Unsa éducation: Quels sont les problèmes actuels auxquels est confronté le mouvement syndical des enseignants en Ukraine ?

Il est difficile de tout décrire en un mot. Les principaux problèmes actuels sont les suivants :
– Concernant les questions de sécurité et le soutien logistique au processus éducatif, il s’agit d’assurer la sécurité des élèves, des étudiants et des éducateurs. C’est une priorité en temps de guerre.
Cela implique la mise en place d’abris dans les établissements d’enseignement, la mise en œuvre de systèmes d’alerte efficaces et la formation à la sécurité de tous les participants au processus éducatif.
– Dans le même temps, il est urgent d’apporter un soutien logistique, qu’il s’agisse de réparer les écoles et les universités endommagées ou de fournir des outils pédagogiques modernes, des ordinateurs, des manuels et l’Internet. Ces mesures devraient servir de base à la création d’un environnement sûr et confortable qui favorisera un apprentissage de qualité, même dans les situations d’urgence.

– Enfin, nous subissons une pénurie d’enseignants, en particulier dans les régions de la ligne de front. L’Ukraine manque ainsi d’enseignants, en particulier dans l’enseignement primaire, les sciences et les mathématiques, et les spécialités techniques.
Selon des études récentes, environ 19 000 postes d’enseignants du primaire restent vacants dans les villes, et plus de 11 000 dans les écoles rurales.

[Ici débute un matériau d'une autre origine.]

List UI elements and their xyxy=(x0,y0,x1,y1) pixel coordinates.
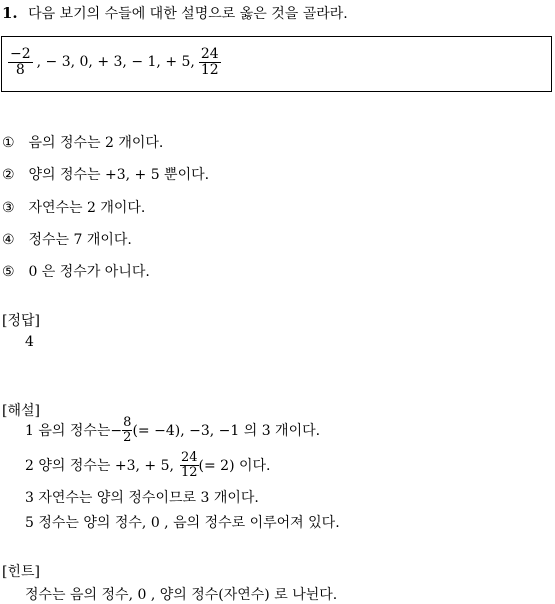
choice-1-mark: ① xyxy=(2,135,15,151)
choice-2-text: 양의 정수는 +3, + 5 뿐이다. xyxy=(28,167,210,183)
explanation-line-4: 5 정수는 양의 정수, 0 , 음의 정수로 이루어져 있다. xyxy=(25,515,340,531)
explanation-fraction-2: $\frac{24}{12}$ xyxy=(180,450,198,480)
explanation-line-3: 3 자연수는 양의 정수이므로 3 개이다. xyxy=(25,490,259,506)
choice-2[interactable] xyxy=(2,164,209,184)
explanation-label: [해설] xyxy=(2,403,40,419)
choice-4-text: 정수는 7 개이다. xyxy=(28,232,132,248)
example-box-content xyxy=(8,47,221,77)
choice-1[interactable] xyxy=(2,132,163,152)
question-text: 다음 보기의 수들에 대한 설명으로 옳은 것을 골라라. xyxy=(28,6,348,22)
answer-value: 4 xyxy=(25,334,34,350)
hint-text: 정수는 음의 정수, 0 , 양의 정수(자연수) 로 나뉜다. xyxy=(25,587,338,603)
choice-4-mark: ④ xyxy=(2,232,15,248)
question-number: 1. xyxy=(2,4,18,22)
explanation-line-1: 1 음의 정수는− $\frac{8}{2}$ (= −4), −3, −1 의 3 개이다. xyxy=(25,415,321,445)
explanation-line-2: 2 양의 정수는 +3, + 5, $\frac{24}{12}$ (= 2) 이다. xyxy=(25,450,271,480)
example-box xyxy=(1,36,552,92)
example-fraction-1: $\frac{-2}{8}$ xyxy=(10,46,31,78)
choice-3-mark: ③ xyxy=(2,200,15,216)
choice-2-mark: ② xyxy=(2,167,15,183)
choice-3-text: 자연수는 2 개이다. xyxy=(28,200,146,216)
example-fraction-2: $\frac{24}{12}$ xyxy=(200,46,219,78)
answer-label: [정답] xyxy=(2,313,40,329)
choice-4[interactable] xyxy=(2,229,132,249)
choice-3[interactable] xyxy=(2,197,145,217)
choice-5-mark: ⑤ xyxy=(2,264,15,280)
example-numbers: , − 3, 0, + 3, − 1, + 5, xyxy=(36,54,195,71)
question-header xyxy=(2,3,348,23)
choice-1-text: 음의 정수는 2 개이다. xyxy=(28,135,164,151)
hint-label: [힌트] xyxy=(2,564,40,580)
choice-5-text: 0 은 정수가 아니다. xyxy=(28,264,150,280)
explanation-fraction-1: $\frac{8}{2}$ xyxy=(123,415,132,445)
choice-5[interactable] xyxy=(2,261,150,281)
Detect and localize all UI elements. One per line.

Un autre problème qui se pose : le financement insuffisant de l’éducation, qui complique la mise en œuvre des garanties sociales.

Le financement insuffisant du budget de l’éducation en Ukraine est l’un des principaux problèmes qui affectent directement la qualité de l’éducation et les conditions de travail des enseignants. Les ressources budgétaires limitées se traduisent souvent par un sous-financement des établissements d’enseignement, ainsi que par l’absence de mise en œuvre de garanties sociales importantes, telles que les indemnités de prolongation de carrière, les primes, les compensations ou le logement pour les jeunes enseignants.

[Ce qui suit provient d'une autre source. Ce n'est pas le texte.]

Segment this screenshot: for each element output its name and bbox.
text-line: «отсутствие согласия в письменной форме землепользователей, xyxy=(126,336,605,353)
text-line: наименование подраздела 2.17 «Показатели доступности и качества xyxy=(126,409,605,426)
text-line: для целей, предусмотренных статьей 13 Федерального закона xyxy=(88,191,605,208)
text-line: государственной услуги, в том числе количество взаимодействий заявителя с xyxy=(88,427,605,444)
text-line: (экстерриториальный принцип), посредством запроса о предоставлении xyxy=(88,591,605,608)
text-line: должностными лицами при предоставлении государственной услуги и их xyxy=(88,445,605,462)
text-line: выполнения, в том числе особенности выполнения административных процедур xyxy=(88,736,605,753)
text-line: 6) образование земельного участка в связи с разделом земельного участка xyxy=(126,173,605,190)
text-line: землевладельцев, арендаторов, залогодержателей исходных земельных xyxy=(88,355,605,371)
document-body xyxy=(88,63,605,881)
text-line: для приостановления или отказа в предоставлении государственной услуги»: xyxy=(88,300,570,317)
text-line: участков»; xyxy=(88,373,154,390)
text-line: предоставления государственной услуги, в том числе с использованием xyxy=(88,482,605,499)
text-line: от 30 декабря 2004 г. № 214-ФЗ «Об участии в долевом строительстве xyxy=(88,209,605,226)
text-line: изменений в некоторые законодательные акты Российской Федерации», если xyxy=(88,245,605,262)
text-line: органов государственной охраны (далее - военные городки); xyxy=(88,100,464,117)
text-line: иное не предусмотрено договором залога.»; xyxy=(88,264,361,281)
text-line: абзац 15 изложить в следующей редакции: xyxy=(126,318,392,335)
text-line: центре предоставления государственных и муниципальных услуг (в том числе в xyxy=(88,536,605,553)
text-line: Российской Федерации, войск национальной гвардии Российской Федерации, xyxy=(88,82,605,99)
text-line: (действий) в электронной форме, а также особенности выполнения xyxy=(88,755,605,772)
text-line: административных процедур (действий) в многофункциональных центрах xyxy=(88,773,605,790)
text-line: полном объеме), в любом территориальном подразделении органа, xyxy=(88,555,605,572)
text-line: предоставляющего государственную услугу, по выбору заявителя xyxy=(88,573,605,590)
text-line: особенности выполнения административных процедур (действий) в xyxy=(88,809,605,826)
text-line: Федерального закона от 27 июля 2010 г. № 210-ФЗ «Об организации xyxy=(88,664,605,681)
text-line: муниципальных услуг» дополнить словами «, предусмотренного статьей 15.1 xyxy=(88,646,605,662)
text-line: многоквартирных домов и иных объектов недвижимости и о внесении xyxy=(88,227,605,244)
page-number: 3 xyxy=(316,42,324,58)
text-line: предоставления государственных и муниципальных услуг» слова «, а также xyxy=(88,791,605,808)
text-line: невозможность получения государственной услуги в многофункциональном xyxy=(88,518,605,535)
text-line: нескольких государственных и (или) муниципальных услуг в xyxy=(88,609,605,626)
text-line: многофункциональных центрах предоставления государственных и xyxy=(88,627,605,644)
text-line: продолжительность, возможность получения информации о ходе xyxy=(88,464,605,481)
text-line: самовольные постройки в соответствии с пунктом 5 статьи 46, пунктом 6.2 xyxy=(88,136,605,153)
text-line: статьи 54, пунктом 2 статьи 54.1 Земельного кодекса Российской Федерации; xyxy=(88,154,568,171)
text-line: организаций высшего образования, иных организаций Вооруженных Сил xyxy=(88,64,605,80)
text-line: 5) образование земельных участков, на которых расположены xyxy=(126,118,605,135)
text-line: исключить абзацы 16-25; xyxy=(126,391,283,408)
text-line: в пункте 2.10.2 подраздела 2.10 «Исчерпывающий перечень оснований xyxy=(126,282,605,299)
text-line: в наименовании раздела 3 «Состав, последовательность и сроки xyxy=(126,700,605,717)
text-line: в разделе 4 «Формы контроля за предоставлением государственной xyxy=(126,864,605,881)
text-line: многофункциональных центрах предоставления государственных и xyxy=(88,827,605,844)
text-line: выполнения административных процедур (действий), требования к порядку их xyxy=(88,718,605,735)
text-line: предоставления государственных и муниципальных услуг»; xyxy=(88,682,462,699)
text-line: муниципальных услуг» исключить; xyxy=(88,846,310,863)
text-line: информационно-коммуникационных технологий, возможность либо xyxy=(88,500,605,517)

Cette situation rend difficile la mise en place de conditions de travail adéquates pour les enseignants, provoque le mécontentement et augmente la perte de personnel qualifié dans le secteur. Dans de telles circonstances, les syndicats sont contraints de lutter constamment pour protéger les droits des éducateurs et d’exiger un financement accru de la part de l’État, en particulier en temps de guerre, lorsque le système éducatif a besoin d’un soutien accru.

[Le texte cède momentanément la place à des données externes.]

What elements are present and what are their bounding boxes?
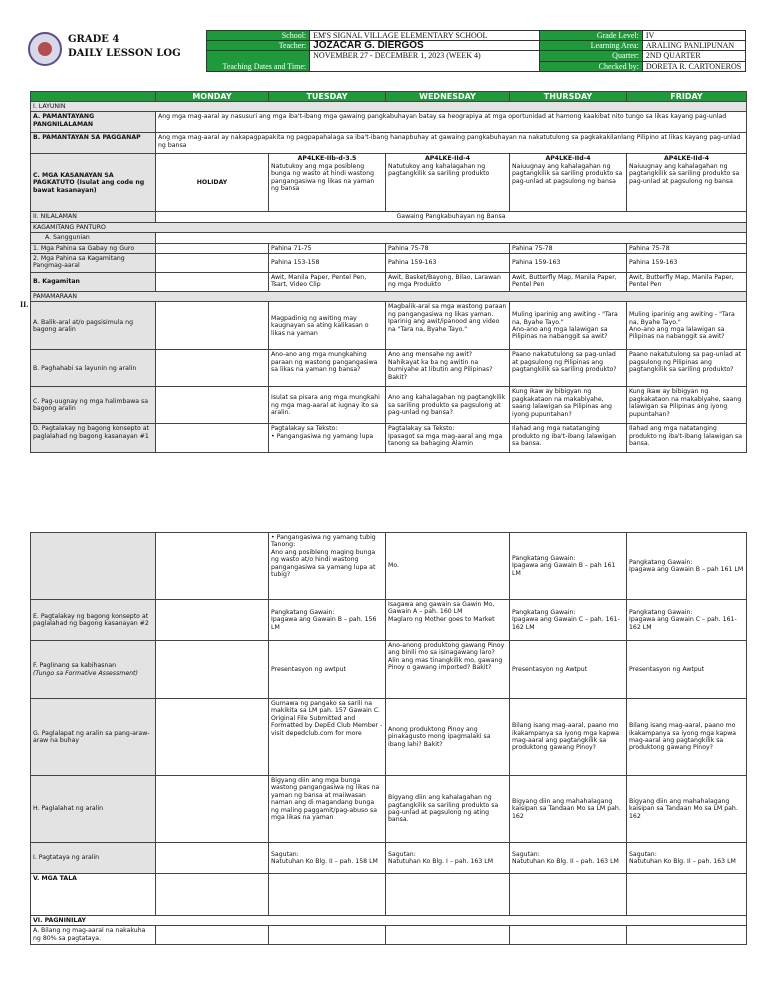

La diminution du nombre d’adhérents du syndicat en raison des déplacements et de la mobilisation

En raison notamment des conflits en cours et de l’occupation de certains territoires, de nombreux enseignants et éducateurs ont été contraints de quitter leur domicile, de changer d’emploi ou de cesser toute activité professionnelle. Ces circonstances ont entraîné une rupture temporaire ou permanente de leurs liens avec l’organisation syndicale.

En outre, la mobilisation d’un nombre important d’hommes travaillant dans l’éducation, y compris le personnel technique et administratif, ainsi que les jeunes enseignants, a réduit le nombre total de membres du syndicat. Cela n’a pas seulement affecté les statistiques, mais a également compliqué le travail des syndicats, car ces hommes participaient activement aux activités, initiatives et projets syndicaux.

Les syndicats ont donc été confrontés à un double défi : la nécessité de soutenir leurs membres dans le nouvel environnement et de rester actifs malgré la baisse du nombre d’adhérents.